Hit and Run | страница 81
‘Don’t waste your breath,’ Janine interrupted him. ‘We know about your relationship. We know you were her pimp.’
His expression shifted, concern replacing the jaded look. ‘I…’ he faltered. ‘I liked her. We hit it off. She couldn’t settle, though. Some of them, they get used to being on the game but she hated it. So I let her work at the club, instead. But she still wasn’t happy.’
‘She was pregnant,’ Janine said.
Harper blinked. It backed up her hunch. ‘It was yours,’ she stated.
He looked a little uneasy. ‘She said it was.’
‘You thought she was lying?’
A moment then he swung his head, no. He pressed his palms against the table and ducked his head as if steeling himself. ‘She began to talk about going back. She had nothing over there.’ He implied her decision was ridiculous.
‘Family?’
Harper shrugged.
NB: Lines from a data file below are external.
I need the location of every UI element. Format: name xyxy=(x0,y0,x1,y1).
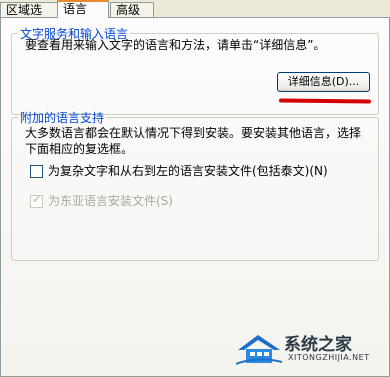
complex-script-label[interactable]: 为复杂文字和从右到左的语言安装文件(包括泰文)(N) xyxy=(48,163,328,180)
tab-languages[interactable]: 语言 xyxy=(57,0,109,18)
checkmark-icon: ✔ xyxy=(32,193,42,206)
east-asian-label[interactable]: 为东亚语言安装文件(S) xyxy=(48,193,173,210)
details-button[interactable]: 详细信息(D)... xyxy=(277,72,370,92)
tab-panel-languages: 文字服务和输入语言 要查看用来输入文字的语言和方法，请单击“详细信息”。 详细信… xyxy=(0,17,390,377)
watermark: 系统之家 XITONGZHIJIA.NET xyxy=(235,332,369,369)
east-asian-checkbox[interactable]: ✔ xyxy=(30,193,43,208)
text-services-description: 要查看用来输入文字的语言和方法，请单击“详细信息”。 xyxy=(25,38,326,52)
supplemental-description-line1: 大多数语言都会在默认情况下得到安装。要安装其他语言，选择 xyxy=(25,126,362,140)
tab-regional-options[interactable]: 区域选项 xyxy=(0,2,58,32)
tab-strip: 区域选项 语言 高级 xyxy=(0,0,390,32)
house-logo-icon xyxy=(235,335,283,365)
watermark-url: XITONGZHIJIA.NET xyxy=(288,353,370,362)
tab-advanced[interactable]: 高级 xyxy=(110,2,154,17)
watermark-title: 系统之家 xyxy=(284,335,352,355)
complex-script-checkbox[interactable] xyxy=(30,165,43,178)
supplemental-description-line2: 下面相应的复选框。 xyxy=(25,142,134,156)
supplemental-title: 附加的语言支持 xyxy=(20,111,105,125)
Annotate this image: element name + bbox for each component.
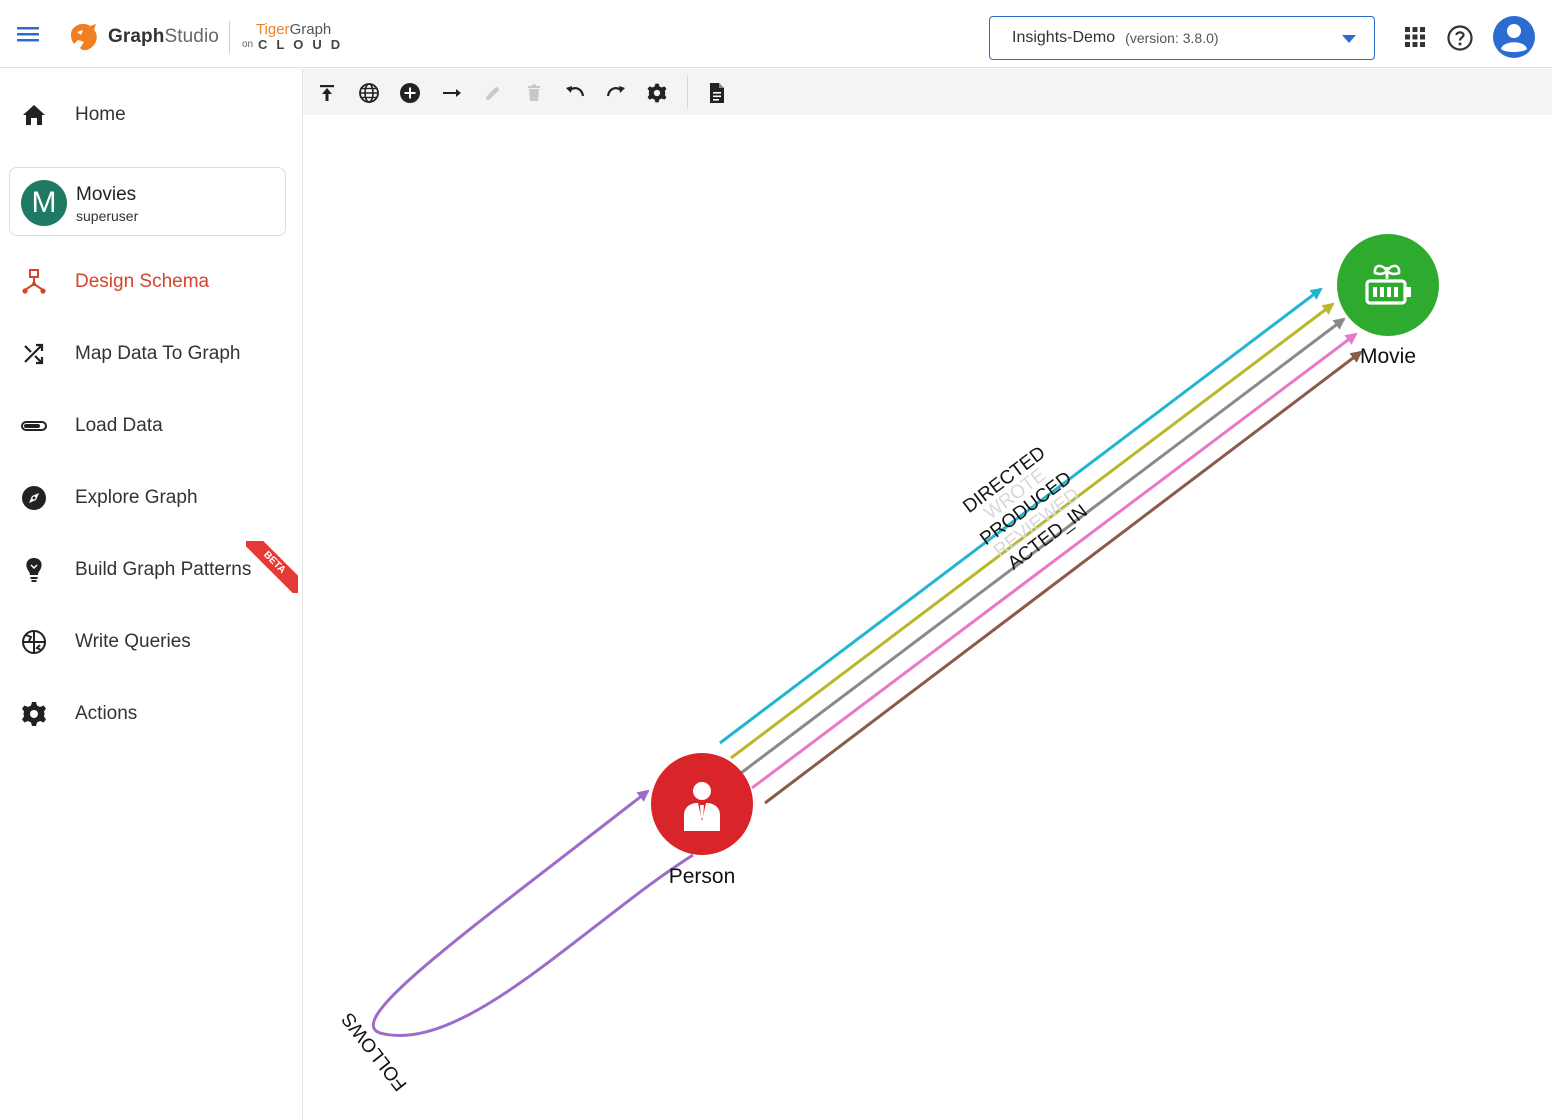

Either he didn’t know what family Rosa had or he didn’t think it relevant. ‘I said I’d try and find a way, smooth things over. Then Sunday night, at work, she’s on about it again, getting in a state. I told her maybe I could persuade Sulikov to let her go – tell him she was seriously ill or something. But I needed some time.’ He spoke calmly, plenty of eye contact. ‘I told her to wait. I thought I’d got through to her.’ He shook his head.
Richard moved position. ‘Did you see Rosa on Monday?’
‘No,’ Harper said. ‘I told you.’
‘You were close to Rosa,’ said Janine, ‘but maybe a baby wasn’t part of the plan. Convenient for you – her disappearance.’
Harper’s face fell, his mouth opened as he reacted to the implication. ‘No, it wasn’t like that.’
‘You were sleeping with her, you were the father of her child and yet when she was murdered you said nothing.’ Janine challenged him to justify his actions.
‘I was scared,’ he protested.
‘She was dead.’
He flinched.
Janine carried on, hoping that more pressure would push him into talking. ‘Tell us, Mr Harper. What really happened? You killed her, didn’t you?’
‘No,’ a wobble of panic in his voice. ‘I didn’t touch her.’ He looked from Janine to Richard. His eyes shone with intensity. ‘I don’t know what you want me to say.’
‘The truth would be a start. How about something like this?’ In considering Harper as the killer, Janine had already formulated an account of events that didn’t stray too far from the few facts they had. ‘You did see her on Monday: she told her friend that she was going into work but she came to you and you had sex. She told you she was running away. You had to stop her leaving.’ Janine laid out each part of the scenario in a matter-of-fact voice. ‘You argued. You put your hand around her neck. How long did it take?’